Exotropia is a misalignment of the eyes in which one eye drifts outward. It is called intermittent exotropia when the eye only occasionally drifts outward. Under normal conditions, the eyes are straight and perfectly aligned.
What might a parent notice in a child with Intermittent Exotropia?
Parents may notice that when their child is tired or ill, one eye tends to turn out. It may also be noted at the dinner table, while the child is watching TV, or in any circumstance in which the child is very relaxed and looking in the distance. Other indications include:
- The child often closes one eye in bright light or sun
- He/she may also rub one eye on occasion
What are some other details about Intermittent Exotropia?

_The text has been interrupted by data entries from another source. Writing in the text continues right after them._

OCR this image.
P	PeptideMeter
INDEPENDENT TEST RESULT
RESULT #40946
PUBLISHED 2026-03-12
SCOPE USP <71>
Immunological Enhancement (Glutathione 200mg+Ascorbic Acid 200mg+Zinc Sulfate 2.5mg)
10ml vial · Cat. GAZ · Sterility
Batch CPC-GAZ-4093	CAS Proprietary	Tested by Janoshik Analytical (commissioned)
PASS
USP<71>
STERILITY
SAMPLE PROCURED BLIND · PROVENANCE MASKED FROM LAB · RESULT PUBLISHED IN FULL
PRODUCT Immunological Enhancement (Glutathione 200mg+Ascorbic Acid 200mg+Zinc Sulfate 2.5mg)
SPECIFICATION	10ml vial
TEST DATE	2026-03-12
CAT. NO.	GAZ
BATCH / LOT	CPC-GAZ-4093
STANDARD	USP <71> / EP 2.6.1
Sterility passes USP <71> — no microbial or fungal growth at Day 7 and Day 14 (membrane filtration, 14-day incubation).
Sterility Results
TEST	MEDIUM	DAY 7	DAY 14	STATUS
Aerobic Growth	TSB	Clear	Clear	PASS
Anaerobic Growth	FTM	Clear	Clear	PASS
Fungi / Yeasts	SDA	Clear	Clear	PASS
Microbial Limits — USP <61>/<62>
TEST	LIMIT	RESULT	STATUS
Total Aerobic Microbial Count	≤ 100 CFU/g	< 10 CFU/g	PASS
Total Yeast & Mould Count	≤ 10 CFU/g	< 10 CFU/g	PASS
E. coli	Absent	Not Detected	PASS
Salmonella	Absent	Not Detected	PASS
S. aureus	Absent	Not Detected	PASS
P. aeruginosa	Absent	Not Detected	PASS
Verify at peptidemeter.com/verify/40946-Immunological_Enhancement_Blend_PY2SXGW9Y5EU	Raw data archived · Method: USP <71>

It usually occurs in children who are between 1 and 10 years of age. The frequency of turning out usually increases as children grow older. Adults, as well as children, can have intermittent exotropia.
The eyes usually are straight for reading or near work but wander for distance viewing. Children with Intermittent Exotropia rarely see double (diplopia) and are often unaware that one of their eyes is turning out. This is because the brain "turns off" or suppresses messages from that eye. Children do not do it "on purpose," and often have no control over the turning.
Although children can lose vision in one eye if it is turned constantly, vision loss or amblyopia is less likely to occur with this intermittent form of exotropia. The vision usually remains good in both eyes. The use of both eyes together (binocularity or fusion) is usually normal when the eyes are straight. Binocularity can deteriorate with frequent misalignment and suppression, and surgery may be necessary if other forms of treatment cannot control the misalignment.
How can Intermittent Exotropia be treated?
Orthoptic Treatment: Eye exercises may be taught by an orthoptist or ophthalmologist usually in the form of home therapy. Usually the child will return periodically for assessment of progress and to be taught the next step of therapy. Depending on a child's abilities, cooperation, and progress, treatment may take a few weeks or months. Patching may be effective in the control of the intermittent exotropia.
Surgical Treatment: If orthoptic treatment or medical therapy are not effective in controlling the eye misalignment, or if the turning is more constant than intermittent, the best therapy is often surgery on the eye muscles. Surgery may need to be repeated if under or over correction occurs. The timing of surgery depends on the age of the child, the frequency of the deviation, and the binocularity.
Most children have improved control and alignment after surgery although additional wandering can occur months to years later.